Feeling guilty after exceeding your budget on a date night? Whatever financial problems you experience, you can improve your situation and save a few dollars once you recognize these issues and take small steps to educate yourself.
3 Unconventional Tips:
- Automated payments may not be a good habit for managing your expenses
- An extended warranty should not be more than 20% of cost price
- Appreciate the power of saving & investing
Tip 1: Weigh the Pros and Cons of automated payments
While it is important to pay your monthly bills and subscriptions on time, it is also crucial to understand your own financial habits.
- Automated payments help to save time, and have made the payment process more convenient for customers.
- Credit score of individual improves when bills get paid on time. (eg credit card bills, loans)
- Online banking security has improved tremendously these days that it has become secure for such payments to be carried out.
- Automation makes it hard to track expenses that fluctuate on a regular basis.
- Some service providers may make a costly mistake – a telecoms company could accidentally withdraw a monthly payment twice, or bill a wrong amount
- These companies may bill you for things which were falsely charged to your account
Hence, not all payments should be automated, especially amounts that fluctuate on a regular basis. Keep tabs on your bank account and ensure that there is enough in the account to cover your automated payments. One should also track expenses that fluctuate to have a good insight on his finances.
Tip 2: Understand if you really need an Extended Warranty
As consumers, we tend to feel the need to assure ourselves that we made the right decision purchasing a certain big-ticket item be it a car, laptop or that flat-screen television. These items usually come with an existing warranty, with an option to top up a certain amount for a longer warranty.
Under what circumstances does an extension make economic sense?
- The rationale behind a warranty is to help the customers feel better and justify his/her purchase decision.
- When a consumer forks out a hefty amount of money, they want the retailer to guarantee that the product being purchased has some sort of safety net.
However, they may no longer be worthwhile for the customer as most warranties only cover a certain period and certain damages – read the fine print of the warranty.
Before purchasing a warranty, answer these 3 questions:
- What is the likelihood of you damaging the item? This can be based on past experiences (we all know of someone who is always dropping his phone).
- If the item is broken, will the cost of repair much higher than the cost of the warranty?
- Is it too expensive? (As a rule of thumb, the cost of warranty SHOULD NOT be more than 20% of the item’s price.)
Tip 3: Appreciate the Power of Saving and Investing
Building your savings nest is part of becoming a (responsible) adult.
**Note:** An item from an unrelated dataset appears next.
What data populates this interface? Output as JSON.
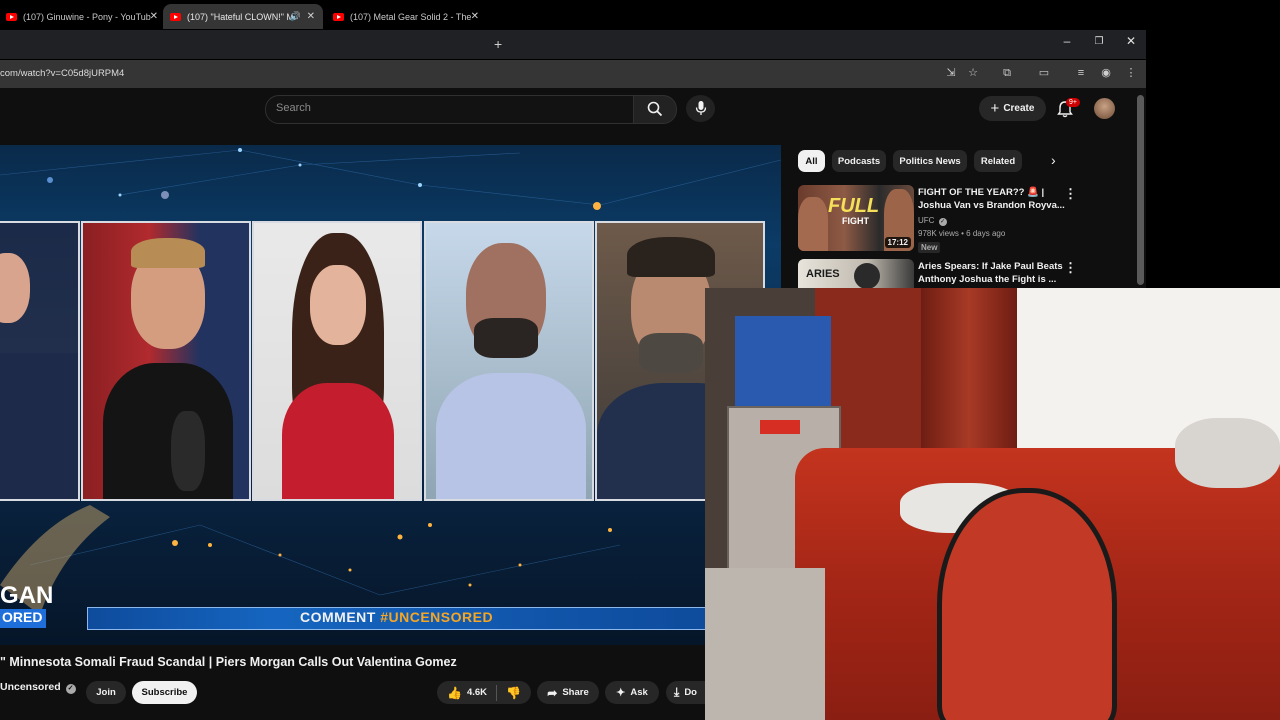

With your steady stream of pocket money no longer an option for you, it’s time to understand that saving at least 20-30% of your income is the norm these days with the pay-yourself-first principle.
Throw in the options of buying your own house and wanting to buy a car, savings become more pertinent than ever. A typical Singaporean will potentially spend up to $422k by age 35. Often overlooked is the aspect of compound interest when you channel your income into your savings, as seen in the chart above with the savings and wealth accounts.
While leaving your money in your bank account is generally better than someone who saves less, it is not the best option. You can make your money work for you by investing in different financial instruments. These could range from buying government bonds to stocks or even fixed deposits.
Unconventional but useful
It is essential to avoid an “out-of-sight, out-of-mind” approach when it comes to managing your personal finance. By understanding these 3 simple tips, we will continually be able to get better at our finances to strike a balance and work towards financial freedom.